This Article is From Apr 28, 2016

Would Ask China To Rein In North Korea's Nuclear Ambitions: Donald Trump

Would Ask China To Rein In North Korea's Nuclear Ambitions: Donald Trump

Republican presidential front- runner Donald Trump has said he would ask China to rein in North Korea's nuclear ambitions. (File Photo)

Washington: Republican presidential front- runner Donald Trump has said he would ask China to rein in North Korea's nuclear ambitions, warning that the US will not be trading as usual with the world's second largest economy which he said cannot survive without America.

"You tell them (Chinese), we are going to - either you are going to have to straighten out this North Korea problem or we are not going to be doing so much business with you," Trump, 69, told Fox News during a town hall in Indianapolis when asked how he would fix the North Korean problem as the country has recently claimed to have conducted hydrogen bomb test.

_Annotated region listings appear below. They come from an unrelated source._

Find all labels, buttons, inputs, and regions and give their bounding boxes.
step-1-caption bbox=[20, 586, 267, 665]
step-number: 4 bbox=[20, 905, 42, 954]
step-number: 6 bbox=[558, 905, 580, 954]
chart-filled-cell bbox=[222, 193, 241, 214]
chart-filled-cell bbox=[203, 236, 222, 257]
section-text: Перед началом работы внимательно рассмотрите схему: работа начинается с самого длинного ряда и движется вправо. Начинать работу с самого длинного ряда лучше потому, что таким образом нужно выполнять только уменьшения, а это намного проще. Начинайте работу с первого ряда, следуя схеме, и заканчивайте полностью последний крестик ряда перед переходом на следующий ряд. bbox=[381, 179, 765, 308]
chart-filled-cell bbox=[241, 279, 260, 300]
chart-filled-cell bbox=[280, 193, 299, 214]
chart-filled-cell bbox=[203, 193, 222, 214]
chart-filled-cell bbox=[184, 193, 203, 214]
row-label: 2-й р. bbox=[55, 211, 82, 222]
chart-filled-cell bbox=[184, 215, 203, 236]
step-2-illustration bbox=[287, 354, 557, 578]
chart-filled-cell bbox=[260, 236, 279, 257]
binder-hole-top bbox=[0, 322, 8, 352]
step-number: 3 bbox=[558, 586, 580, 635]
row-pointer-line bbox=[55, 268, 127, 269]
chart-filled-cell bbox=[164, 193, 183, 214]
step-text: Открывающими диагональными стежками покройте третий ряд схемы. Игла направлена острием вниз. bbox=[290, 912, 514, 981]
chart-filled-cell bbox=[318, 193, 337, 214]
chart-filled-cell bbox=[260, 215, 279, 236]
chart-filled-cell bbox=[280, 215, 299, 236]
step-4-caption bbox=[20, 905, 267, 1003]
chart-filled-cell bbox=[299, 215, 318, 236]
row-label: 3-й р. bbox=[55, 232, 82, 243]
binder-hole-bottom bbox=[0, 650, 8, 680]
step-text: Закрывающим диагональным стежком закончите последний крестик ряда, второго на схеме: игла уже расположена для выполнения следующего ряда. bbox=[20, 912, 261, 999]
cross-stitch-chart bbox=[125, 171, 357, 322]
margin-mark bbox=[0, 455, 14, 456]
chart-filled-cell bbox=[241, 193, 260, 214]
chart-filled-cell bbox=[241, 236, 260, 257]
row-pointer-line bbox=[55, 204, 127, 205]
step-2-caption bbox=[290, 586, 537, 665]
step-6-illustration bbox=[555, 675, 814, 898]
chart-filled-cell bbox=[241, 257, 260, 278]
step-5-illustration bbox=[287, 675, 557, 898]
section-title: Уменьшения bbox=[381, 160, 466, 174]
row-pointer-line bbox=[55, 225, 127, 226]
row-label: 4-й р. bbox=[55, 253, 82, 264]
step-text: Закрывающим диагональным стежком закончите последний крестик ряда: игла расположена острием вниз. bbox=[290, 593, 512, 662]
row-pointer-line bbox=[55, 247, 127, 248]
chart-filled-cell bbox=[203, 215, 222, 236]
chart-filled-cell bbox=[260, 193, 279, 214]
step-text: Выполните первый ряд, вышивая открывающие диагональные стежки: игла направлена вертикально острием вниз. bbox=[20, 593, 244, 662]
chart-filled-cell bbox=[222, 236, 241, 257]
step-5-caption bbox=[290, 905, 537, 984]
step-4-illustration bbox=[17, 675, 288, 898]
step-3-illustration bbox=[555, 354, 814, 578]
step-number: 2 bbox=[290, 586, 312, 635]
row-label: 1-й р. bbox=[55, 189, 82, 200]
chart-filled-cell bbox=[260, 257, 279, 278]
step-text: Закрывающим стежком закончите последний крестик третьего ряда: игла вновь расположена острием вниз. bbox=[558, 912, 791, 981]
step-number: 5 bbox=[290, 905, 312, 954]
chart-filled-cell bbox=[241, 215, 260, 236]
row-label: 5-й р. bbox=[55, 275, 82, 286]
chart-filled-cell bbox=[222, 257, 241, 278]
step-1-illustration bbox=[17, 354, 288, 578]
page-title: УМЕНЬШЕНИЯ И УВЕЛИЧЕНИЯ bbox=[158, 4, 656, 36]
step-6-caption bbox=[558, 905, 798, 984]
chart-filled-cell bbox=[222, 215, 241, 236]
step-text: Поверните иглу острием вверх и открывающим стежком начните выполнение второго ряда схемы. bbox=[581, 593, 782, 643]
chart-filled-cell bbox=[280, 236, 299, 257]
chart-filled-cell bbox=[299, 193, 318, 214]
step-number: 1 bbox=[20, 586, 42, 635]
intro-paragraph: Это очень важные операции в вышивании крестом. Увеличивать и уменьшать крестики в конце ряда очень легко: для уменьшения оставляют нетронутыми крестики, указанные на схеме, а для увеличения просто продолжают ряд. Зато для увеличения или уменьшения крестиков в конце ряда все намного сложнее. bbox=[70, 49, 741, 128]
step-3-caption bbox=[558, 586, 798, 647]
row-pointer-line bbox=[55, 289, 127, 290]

"Here is what we do. China has tremendous power over North Korea, tremendous, beyond anybody. Now they do not tell us that. They like to tweak us and say, well, we do not really.

They have total control. China cannot even survive without us because economically they have been ripping us for many years to come. They have been sucking our blood," he said.

The real estate mogul said there would be a depression in Chinese economy of its business with the US comes down.

"They do not do so much business with us, they would have a depression the likes of which you have ever seen. We have tremendous power, economic power over China. I want to get along with China.

"We are going to get along with China. But China can strangle because it comes in through China. And China is powerful. China can strangle North Korea. It can make them - bring them to the table," Trump said.

He said that he would act very quick on this if elected to the White House.

Trump said the single biggest threat is weapons.

"If it were not for that capability and the incredible power of weaponry today, I would have been out of there a long time," he added.

North Korean leader Kim Jong Un has been intensifying his efforts to develop a long-range nuclear strike capability since the beginning of this yera. Since coming to power in 2012, Kim declared his father's bequest of a nuclear program as a crowning achievement and has changed the constitution to declare North Korea a nuclear state.

In 2009, China, the world's second largest economy, jumped to become the third biggest market for US exports. American companies have cumulatively invested over USD 62.2 billion in 58,000 projects in China and reaped bumper harvests. Their profits in China amounted to nearly USD 8 billion in 2008 alone.